Homemade Applesauce


  • Cooking apples – washed, sliced, cored unpeeled apples *

  • Sweet – Cortland, Fuji, Yellow Delicious, Wolf River

  • Mildly sweet – MacIntosh, Pink Lady

  • Tart - Braeburn

  • 2-3 vitamin C tablets

  • Water (enough to make an applesauce consistency)

*You will need enough apples to make 17 cups of applesauce, before the boil.


1. Put sliced apples into a blender. I prefer using the Ninja blender due to it having a six-blade assembly.

2. Add enough water to give it an applesauce consistency (you will determine this as the sauce is being blended). Add one tablet of Vitamin C for each five cups of sliced apples (this will help prevent some of the oxidation that turns the sauce dark). Blend to make either a smooth or chunky sauce.

3. Transfer applesauce to a 6-quart saucepan (depending on the size of your blender you may have to make two or three batches to get seventeen cups of applesauce). Cook over low heat until it reaches a slow steady boil.
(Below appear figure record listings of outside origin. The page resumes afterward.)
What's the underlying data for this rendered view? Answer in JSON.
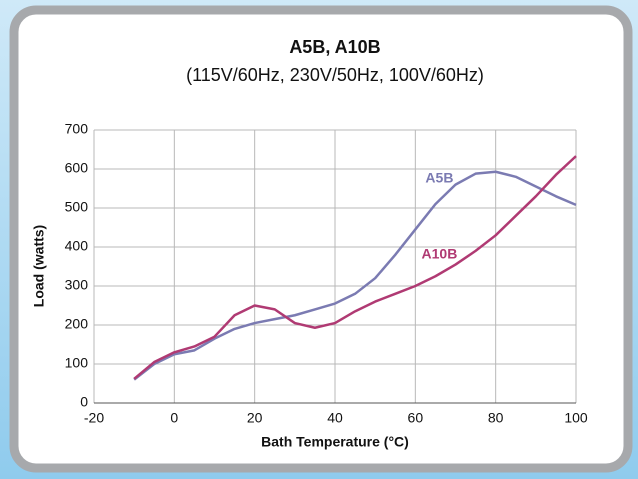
{
  "chart_data": {
    "type": "line",
    "title": "A5B, A10B",
    "subtitle": "(115V/60Hz, 230V/50Hz, 100V/60Hz)",
    "xlabel": "Bath Temperature (°C)",
    "ylabel": "Load (watts)",
    "x": [
      -10,
      -5,
      0,
      5,
      10,
      15,
      20,
      25,
      30,
      35,
      40,
      45,
      50,
      55,
      60,
      65,
      70,
      75,
      80,
      85,
      90,
      95,
      100
    ],
    "series": [
      {
        "name": "A5B",
        "color": "#7b7bb2",
        "values": [
          60,
          100,
          125,
          135,
          165,
          190,
          205,
          215,
          225,
          240,
          255,
          280,
          320,
          380,
          445,
          510,
          560,
          588,
          593,
          580,
          555,
          530,
          508
        ]
      },
      {
        "name": "A10B",
        "color": "#b03a73",
        "values": [
          62,
          105,
          130,
          145,
          170,
          225,
          250,
          240,
          205,
          193,
          205,
          235,
          260,
          280,
          300,
          325,
          355,
          390,
          430,
          480,
          530,
          585,
          633
        ]
      }
    ],
    "xlim": [
      -20,
      100
    ],
    "xticks": [
      -20,
      0,
      20,
      40,
      60,
      80,
      100
    ],
    "ylim": [
      0,
      700
    ],
    "yticks": [
      0,
      100,
      200,
      300,
      400,
      500,
      600,
      700
    ],
    "grid": true
  }
}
Stir often to prevent burning.

Canning Procedure:

1. Wash pint jars, then sterilize them in boiling water. Reduce heat. Leave in warm water until ready for use.

2. Wash lids, then put them into a small saucepan with hot water to soften seal.

3. After applesauce reaches a slow steady boil, pour sauce into warm jars leaving a ½ inch headspace.

4. Wipe rim of jars with a damp cloth. Put lids & rings onto jars. Screw on tightly, do not over tighten.

5. Put filled jars into a non-boiling, but very hot water bath. Bring to a boil. Boil for 20-25 minutes.

6. Remove jars from hot water bath. Set jars on a towel, placed on a table or kitchen counter. Enjoy listening to the jars pop as they seal. Let cool for 24 hours before moving. Label and date.

Enjoy eaten cold or warm. Try warm with a little ice cream on the side (I enjoy HALO TOP® vanilla bean, which has ½ the calories of the typical ice cream).